When climate and time zones change, everything changes. There, I’ve three more layers of clothing. The ease of resources, with respect to studios, we have here isn’t available there at times. All the musical notes need to be prepared in advance, not like how it works here. But then, you adapt. It took me 10 years to get used to all that.
It’s well-known that you played for Ilaiyaraaja before branching out individually. Are you still in touch with him?
The last I met him was at a music function. See, when I’m abroad, I bump into other composers all the time — at screenings or events. It’s unfortunate that Chennai isn’t that much of a social place for me; I’m usually caught up in my own work. And then, there’s family, the school… there’s not much social time. We have the respect in our hearts.
Do you read a lot?
(Thinks for a while) The last book that I read was… the screenplays of The Hundred Foot Journey and Pele. Those are books anyway.
Coming back to music, there are several exciting new composers. There’s Santhosh Narayan, whom you’ve spoken highly of, and Anirudh and G.V. Prakash. In Hindi, there are many others. Would you say music is in safe hands?
There’s much more to explore in music. The demands should not be to make just hit songs. Each composer has to set a rule for himself to create timeless music. Why do we love works of the past? Because some of them are timeless; audiences still have a connection with them. That’s what I try to do and that’s what I’d like younger composers to do too.

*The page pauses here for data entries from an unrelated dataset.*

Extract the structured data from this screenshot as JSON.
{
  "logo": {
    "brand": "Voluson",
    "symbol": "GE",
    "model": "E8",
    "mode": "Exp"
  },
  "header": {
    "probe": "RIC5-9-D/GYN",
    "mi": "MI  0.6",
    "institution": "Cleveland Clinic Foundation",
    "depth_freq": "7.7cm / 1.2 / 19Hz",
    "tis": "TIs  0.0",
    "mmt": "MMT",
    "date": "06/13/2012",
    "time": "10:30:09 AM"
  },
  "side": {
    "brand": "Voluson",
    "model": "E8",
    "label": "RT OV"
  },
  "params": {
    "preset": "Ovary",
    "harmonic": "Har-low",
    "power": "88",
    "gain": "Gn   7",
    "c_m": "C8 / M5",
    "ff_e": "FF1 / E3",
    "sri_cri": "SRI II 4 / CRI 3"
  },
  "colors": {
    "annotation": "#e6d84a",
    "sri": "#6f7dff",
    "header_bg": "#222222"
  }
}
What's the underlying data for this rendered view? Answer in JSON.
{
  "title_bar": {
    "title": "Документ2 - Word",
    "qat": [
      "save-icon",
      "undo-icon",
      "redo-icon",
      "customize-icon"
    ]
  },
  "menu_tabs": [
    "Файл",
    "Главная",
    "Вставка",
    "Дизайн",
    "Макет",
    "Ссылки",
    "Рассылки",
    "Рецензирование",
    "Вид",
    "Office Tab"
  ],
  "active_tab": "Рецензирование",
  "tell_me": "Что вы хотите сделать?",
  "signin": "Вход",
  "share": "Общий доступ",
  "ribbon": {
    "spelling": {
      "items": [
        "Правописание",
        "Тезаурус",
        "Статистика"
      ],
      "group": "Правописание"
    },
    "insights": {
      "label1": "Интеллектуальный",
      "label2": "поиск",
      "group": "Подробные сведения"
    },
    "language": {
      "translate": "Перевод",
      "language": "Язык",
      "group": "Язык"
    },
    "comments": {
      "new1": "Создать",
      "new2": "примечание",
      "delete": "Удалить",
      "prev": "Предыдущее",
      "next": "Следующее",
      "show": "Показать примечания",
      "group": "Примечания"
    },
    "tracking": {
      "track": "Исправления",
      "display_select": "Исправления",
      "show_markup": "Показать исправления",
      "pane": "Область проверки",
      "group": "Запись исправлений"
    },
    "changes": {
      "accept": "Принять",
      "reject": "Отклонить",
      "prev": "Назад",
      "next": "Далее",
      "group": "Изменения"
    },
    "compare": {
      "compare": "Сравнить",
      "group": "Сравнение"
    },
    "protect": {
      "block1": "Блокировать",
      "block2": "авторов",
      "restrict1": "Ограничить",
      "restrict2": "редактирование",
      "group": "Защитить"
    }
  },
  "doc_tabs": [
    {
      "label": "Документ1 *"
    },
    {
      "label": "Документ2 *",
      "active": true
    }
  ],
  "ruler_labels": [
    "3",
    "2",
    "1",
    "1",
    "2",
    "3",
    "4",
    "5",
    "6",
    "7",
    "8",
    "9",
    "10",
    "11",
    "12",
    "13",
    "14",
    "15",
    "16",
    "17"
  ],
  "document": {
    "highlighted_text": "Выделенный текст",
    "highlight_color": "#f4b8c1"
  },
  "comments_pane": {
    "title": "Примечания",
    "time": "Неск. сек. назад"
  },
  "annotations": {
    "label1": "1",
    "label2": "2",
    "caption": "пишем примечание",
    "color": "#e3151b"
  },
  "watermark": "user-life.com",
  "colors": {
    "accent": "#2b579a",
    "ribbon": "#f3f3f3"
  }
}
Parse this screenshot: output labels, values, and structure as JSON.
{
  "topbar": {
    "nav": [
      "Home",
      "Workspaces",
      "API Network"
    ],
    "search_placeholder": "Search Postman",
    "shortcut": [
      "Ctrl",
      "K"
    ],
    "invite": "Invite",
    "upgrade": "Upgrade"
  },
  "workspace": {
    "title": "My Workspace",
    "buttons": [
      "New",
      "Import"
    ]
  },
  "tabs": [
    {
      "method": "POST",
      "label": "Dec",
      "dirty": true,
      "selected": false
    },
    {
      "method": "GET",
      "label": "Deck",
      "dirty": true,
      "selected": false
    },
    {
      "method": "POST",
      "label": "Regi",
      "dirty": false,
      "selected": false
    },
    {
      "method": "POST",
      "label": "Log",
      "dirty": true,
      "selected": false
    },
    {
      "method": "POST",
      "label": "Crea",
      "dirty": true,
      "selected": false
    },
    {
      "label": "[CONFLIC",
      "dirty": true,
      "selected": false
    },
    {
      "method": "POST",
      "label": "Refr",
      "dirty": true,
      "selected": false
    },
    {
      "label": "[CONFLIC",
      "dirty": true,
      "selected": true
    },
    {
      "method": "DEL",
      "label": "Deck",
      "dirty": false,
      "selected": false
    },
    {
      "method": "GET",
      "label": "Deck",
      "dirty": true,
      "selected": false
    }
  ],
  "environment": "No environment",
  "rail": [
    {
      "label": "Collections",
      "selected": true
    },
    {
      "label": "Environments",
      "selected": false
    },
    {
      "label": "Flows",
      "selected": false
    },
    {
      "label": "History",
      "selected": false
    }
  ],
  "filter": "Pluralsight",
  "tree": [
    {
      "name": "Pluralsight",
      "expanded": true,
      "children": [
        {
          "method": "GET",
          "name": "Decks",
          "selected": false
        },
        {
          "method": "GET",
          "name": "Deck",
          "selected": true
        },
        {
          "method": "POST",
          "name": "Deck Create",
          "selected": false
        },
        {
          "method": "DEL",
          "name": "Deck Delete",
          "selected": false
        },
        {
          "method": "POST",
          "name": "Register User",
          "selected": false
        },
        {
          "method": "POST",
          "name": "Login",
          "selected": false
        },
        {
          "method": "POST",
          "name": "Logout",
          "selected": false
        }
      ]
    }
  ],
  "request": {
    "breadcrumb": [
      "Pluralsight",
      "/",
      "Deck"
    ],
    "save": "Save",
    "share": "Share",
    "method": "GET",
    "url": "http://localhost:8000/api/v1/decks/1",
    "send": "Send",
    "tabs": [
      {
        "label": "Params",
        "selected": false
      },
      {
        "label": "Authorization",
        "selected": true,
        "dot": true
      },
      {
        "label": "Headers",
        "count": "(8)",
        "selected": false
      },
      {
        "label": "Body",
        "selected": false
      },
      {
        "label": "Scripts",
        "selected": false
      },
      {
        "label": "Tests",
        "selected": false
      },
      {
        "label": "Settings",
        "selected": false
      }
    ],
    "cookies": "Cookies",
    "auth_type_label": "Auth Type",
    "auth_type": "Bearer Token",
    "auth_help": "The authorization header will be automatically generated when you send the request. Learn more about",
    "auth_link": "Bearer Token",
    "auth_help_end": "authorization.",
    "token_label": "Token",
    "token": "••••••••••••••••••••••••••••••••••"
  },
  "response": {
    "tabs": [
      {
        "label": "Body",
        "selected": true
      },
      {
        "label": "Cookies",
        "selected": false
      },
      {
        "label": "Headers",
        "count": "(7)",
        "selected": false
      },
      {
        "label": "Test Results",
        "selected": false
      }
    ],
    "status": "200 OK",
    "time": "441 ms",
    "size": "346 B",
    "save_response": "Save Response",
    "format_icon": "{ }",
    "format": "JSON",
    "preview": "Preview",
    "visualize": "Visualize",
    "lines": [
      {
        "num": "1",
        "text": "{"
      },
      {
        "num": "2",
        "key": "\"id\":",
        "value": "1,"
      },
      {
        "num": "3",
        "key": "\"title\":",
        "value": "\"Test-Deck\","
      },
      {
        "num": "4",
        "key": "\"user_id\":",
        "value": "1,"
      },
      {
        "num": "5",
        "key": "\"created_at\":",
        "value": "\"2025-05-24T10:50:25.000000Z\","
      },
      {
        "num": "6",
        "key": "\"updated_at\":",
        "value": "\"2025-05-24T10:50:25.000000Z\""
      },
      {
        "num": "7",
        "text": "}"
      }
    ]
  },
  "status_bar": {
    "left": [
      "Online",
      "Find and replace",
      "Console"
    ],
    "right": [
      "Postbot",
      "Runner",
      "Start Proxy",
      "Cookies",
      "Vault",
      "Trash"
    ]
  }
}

Your school, KM Music Conservatory, has come a long way since its inception. What are your future plans for it?
It was a huge task for us to have a new building and now we have that. It seems to be a great place to hang out and study music. Sometimes, I feel jealous of the kids studying in the school because I never had such a place while growing up. We want the students to serve in the entertainment business with a unique identity… and yes, make people smile.
You say you’re always running against time, but still do your daily namaaz (prayers)…
That’s my oxygen.
So, everyday life must be a balance…
You have to keep everything you do in multi-tracks. There’s no ‘I will do that tomorrow’. That’s what I’ve realised of late. I don’t say ‘I’ll do my prayers tomorrow, compose for this beautiful idea tomorrow, or say I love you tomorrow…’ If you want to do something, do it now.